Sharapova, back to near her best after a long battle against injury, had 32 winners to 16 for Wozniacki, but had 36 unforced errors against 10 for her opponent. But more tellingly, Sharapova’s serve let her down at key points in both sets, handing breaks to Wozniacki that she was able to capitalize on.
“Even with those unforced errors, I still had my chances and I was one-for-eight on breakpoints,” she said. “Against someone that’s playing really well, playing with a lot of confidence, it’s really important to take those chances that you have, the very few that come your way.
“I felt like I played a couple of good points and then made an easy error, hit a return long or missed a first serve, and gave her many looks at second serve returns.”
Wozniacki said that her run into the final last year had given her healthy doses of confidence and experience.
“I definitely think I’ve improved a lot, not only physically, but also I believe in myself more,” she said.
Kanepi, who matched her run into the Wimbledon quarter-finals in July, said that the 0-6 start to her match against Wickmayer did not totally surprise her.
“I have problems starting the matches. Sometimes I’m very slow. Then sometimes it’s too late to get going. I think I’m getting better now. But, still, it’s the point where I have to improve,” she said.

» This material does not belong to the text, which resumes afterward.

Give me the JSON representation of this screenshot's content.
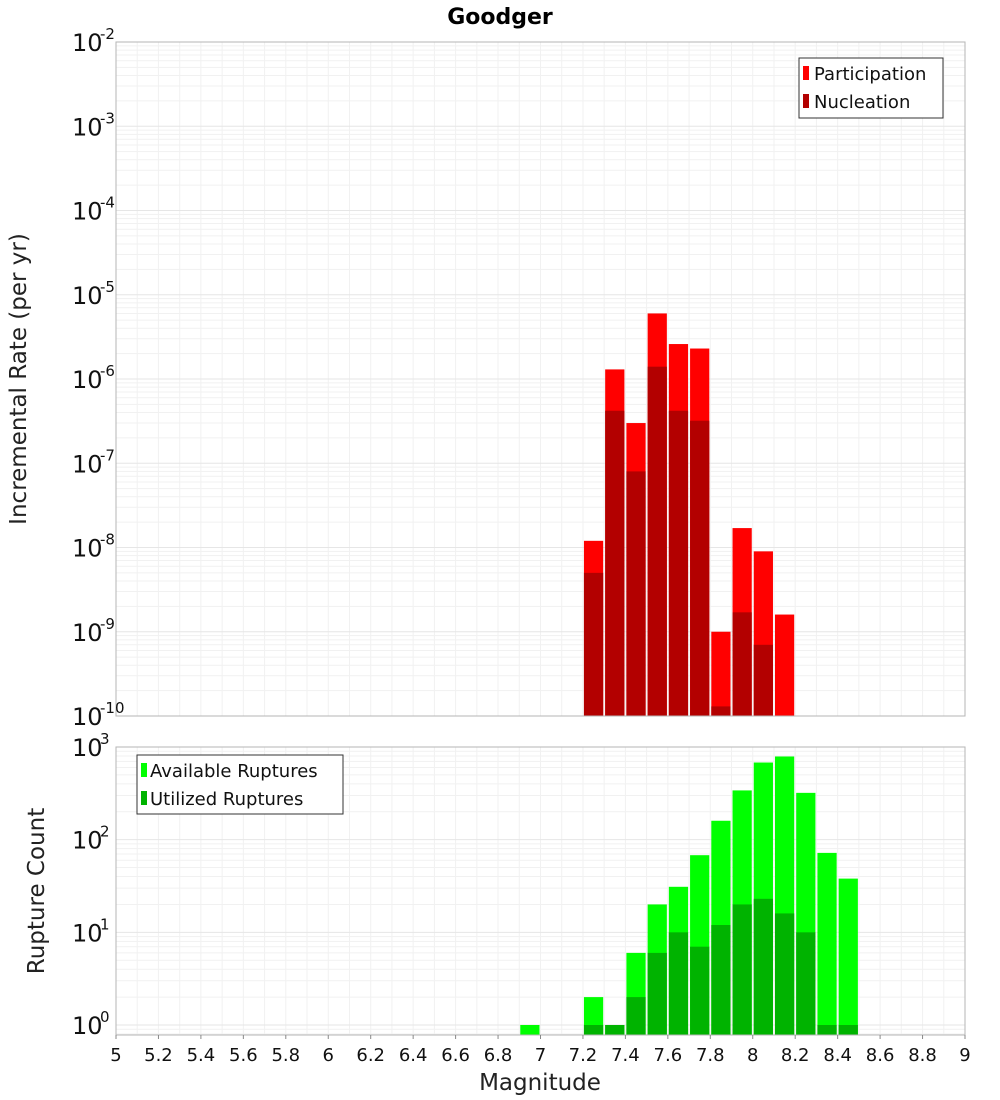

“Then in the third set I think I was like in the zone or something. I was just fighting every point. I tried to relax, also not think about the win. I played well.”
Cibulkova matched her run into the quarter-finals at the 2009 French Open with a second win this year over Kuznetsova, who won the title here as a 19-year-old in 2004. At just 1.59 meters (5 feet 3 inches), one of the smallest players in the tournament, she said that her stature gave her other advantages that had worked well in New York.
“I’m pretty fast on the court,” she said. “I have no problem with long rallies, and I really like to step into the court and play fast and not give time to my opponent.
“I’m still working on my serve, because it still can be better.”
The quarter-final line-up in the bottom half of the draw was decided on Sunday with defending champion Clijsters set to play Australian fifth seed Samantha Stosur, and third seed Venus Williams paired with French Open champion Francesca Schiavone of Italy. Both matches will be played on Tuesday.